I had wondered why would some families choose to leave the established gated refugee camps, set up by the Jordanian government and UNHCR, and opt to live in the informal tented settlements with barely any support. I soon realised that life in the camps wasn't much of a life. These camps were overcrowded, limiting in job opportunities and generally not safe. They felt trapped, insecure and desperate, yet they were sadly escaping from one hardship to another.  

As the conflict enters its firth year, and as the situation deteriorates and becomes more desperate for Syrian refugees, the hope for their return is starting to fade. After visiting these informal settlements and hearing about living conditions in the gated camps, it is now understandable why some choose to risk everything and cross hazardous waters to find better living conditions in Europe. The driving force is their hope to secure a better future for their children, a formal education, job opportunities and an extra income that they could send to their relatives back in Syria. Some are so desperate that they even opted to return to Syria.

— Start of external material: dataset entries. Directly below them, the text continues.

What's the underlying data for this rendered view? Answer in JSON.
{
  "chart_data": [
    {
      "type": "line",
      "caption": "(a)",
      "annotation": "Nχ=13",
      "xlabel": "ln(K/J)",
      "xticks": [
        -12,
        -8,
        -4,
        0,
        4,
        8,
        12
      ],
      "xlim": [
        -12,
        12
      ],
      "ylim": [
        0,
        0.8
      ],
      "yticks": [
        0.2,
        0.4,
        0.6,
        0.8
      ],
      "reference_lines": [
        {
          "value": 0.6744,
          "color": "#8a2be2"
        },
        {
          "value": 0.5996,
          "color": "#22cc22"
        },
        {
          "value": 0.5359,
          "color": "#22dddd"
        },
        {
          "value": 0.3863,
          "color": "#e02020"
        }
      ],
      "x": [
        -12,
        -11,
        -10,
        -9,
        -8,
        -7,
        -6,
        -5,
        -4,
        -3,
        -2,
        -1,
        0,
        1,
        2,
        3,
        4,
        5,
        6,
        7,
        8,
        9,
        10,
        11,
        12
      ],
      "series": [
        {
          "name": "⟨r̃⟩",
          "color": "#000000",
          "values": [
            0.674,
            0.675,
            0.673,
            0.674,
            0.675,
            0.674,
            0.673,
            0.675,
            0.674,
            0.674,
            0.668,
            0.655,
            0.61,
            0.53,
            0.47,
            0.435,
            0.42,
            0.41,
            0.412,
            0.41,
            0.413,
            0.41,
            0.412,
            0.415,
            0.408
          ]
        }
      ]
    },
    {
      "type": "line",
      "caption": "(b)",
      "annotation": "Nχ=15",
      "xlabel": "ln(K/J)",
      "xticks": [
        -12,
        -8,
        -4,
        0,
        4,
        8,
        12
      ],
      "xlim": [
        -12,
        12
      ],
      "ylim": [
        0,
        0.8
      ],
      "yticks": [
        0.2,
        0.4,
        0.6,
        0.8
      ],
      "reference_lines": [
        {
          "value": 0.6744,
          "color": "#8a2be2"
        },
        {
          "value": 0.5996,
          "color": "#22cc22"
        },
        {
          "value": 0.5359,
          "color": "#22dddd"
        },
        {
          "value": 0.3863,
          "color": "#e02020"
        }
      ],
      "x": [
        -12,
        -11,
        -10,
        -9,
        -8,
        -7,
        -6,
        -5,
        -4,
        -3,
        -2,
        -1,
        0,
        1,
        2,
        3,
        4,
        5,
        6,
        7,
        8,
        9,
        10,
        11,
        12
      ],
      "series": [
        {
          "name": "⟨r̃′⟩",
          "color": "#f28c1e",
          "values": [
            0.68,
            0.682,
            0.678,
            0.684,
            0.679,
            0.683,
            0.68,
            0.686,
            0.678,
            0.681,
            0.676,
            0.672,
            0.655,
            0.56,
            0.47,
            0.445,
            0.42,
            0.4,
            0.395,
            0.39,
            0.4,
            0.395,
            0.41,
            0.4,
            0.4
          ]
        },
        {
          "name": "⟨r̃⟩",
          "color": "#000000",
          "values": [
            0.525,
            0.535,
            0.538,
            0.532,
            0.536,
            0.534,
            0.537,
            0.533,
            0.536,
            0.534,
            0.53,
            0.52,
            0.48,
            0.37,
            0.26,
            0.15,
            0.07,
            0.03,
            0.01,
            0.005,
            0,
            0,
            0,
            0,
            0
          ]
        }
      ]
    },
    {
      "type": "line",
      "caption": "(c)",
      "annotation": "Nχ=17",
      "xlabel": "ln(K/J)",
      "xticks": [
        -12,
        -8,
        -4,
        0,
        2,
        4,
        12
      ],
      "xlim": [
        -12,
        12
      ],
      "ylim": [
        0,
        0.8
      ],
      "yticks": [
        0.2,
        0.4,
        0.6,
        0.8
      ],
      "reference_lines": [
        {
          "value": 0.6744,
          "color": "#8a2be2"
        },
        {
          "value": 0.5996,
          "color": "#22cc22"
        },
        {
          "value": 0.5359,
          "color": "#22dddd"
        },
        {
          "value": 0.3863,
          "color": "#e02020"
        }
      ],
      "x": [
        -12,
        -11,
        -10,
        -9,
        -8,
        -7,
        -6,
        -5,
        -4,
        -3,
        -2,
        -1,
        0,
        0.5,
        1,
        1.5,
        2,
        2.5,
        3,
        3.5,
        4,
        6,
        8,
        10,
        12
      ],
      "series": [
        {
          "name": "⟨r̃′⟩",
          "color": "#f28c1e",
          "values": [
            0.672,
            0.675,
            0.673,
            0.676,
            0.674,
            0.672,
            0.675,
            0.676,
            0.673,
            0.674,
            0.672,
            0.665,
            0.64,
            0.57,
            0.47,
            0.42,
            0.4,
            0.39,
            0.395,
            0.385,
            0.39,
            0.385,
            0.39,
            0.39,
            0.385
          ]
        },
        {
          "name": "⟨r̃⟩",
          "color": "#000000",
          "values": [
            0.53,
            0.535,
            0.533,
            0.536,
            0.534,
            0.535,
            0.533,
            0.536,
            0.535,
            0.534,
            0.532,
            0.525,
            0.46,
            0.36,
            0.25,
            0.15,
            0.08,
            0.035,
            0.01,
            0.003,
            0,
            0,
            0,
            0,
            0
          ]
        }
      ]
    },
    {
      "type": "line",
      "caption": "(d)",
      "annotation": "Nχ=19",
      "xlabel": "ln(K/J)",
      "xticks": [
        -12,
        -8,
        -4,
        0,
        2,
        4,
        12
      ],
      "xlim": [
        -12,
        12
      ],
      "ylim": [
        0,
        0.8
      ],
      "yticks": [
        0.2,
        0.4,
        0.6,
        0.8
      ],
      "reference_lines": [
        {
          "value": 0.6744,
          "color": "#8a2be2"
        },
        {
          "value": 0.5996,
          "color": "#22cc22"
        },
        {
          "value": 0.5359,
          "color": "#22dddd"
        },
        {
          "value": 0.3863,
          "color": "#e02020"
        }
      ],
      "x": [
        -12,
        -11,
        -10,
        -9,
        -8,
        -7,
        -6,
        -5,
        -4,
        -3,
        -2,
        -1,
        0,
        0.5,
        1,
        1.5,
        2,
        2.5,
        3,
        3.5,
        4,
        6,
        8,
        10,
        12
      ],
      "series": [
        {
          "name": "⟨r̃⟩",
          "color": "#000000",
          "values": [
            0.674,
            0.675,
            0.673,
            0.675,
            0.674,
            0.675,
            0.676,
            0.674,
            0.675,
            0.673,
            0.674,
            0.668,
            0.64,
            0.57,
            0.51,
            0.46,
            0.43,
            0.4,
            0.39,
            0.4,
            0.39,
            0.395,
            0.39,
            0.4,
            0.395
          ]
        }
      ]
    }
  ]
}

It isn't enough to just feel sympathy for Syrian refugees, it is our duty to help them. 
You can help sponsor a Syrian refugee family = JD 100 per month, JD 600 for six months, JD1200 for a year, or sponsor a teacher to teach Syrian refugees = JD 250 per month, times 9 months for a scholastic year.  To support Catherine Ashcroft efforts in providing the necessary help to Syrian refugees in Jordan donate through GoFundMe ensuring that 100% of the donations received are spent in essential supplies for the refugees. Catherine welcomes volunteer donors who are also willing to donate their time and effort for this cause. 


"Because the Syrian crisis isn't over. Because children's lives are at stake. Because they deserve better than this. Because it's not too late. Because they are the future of Syria."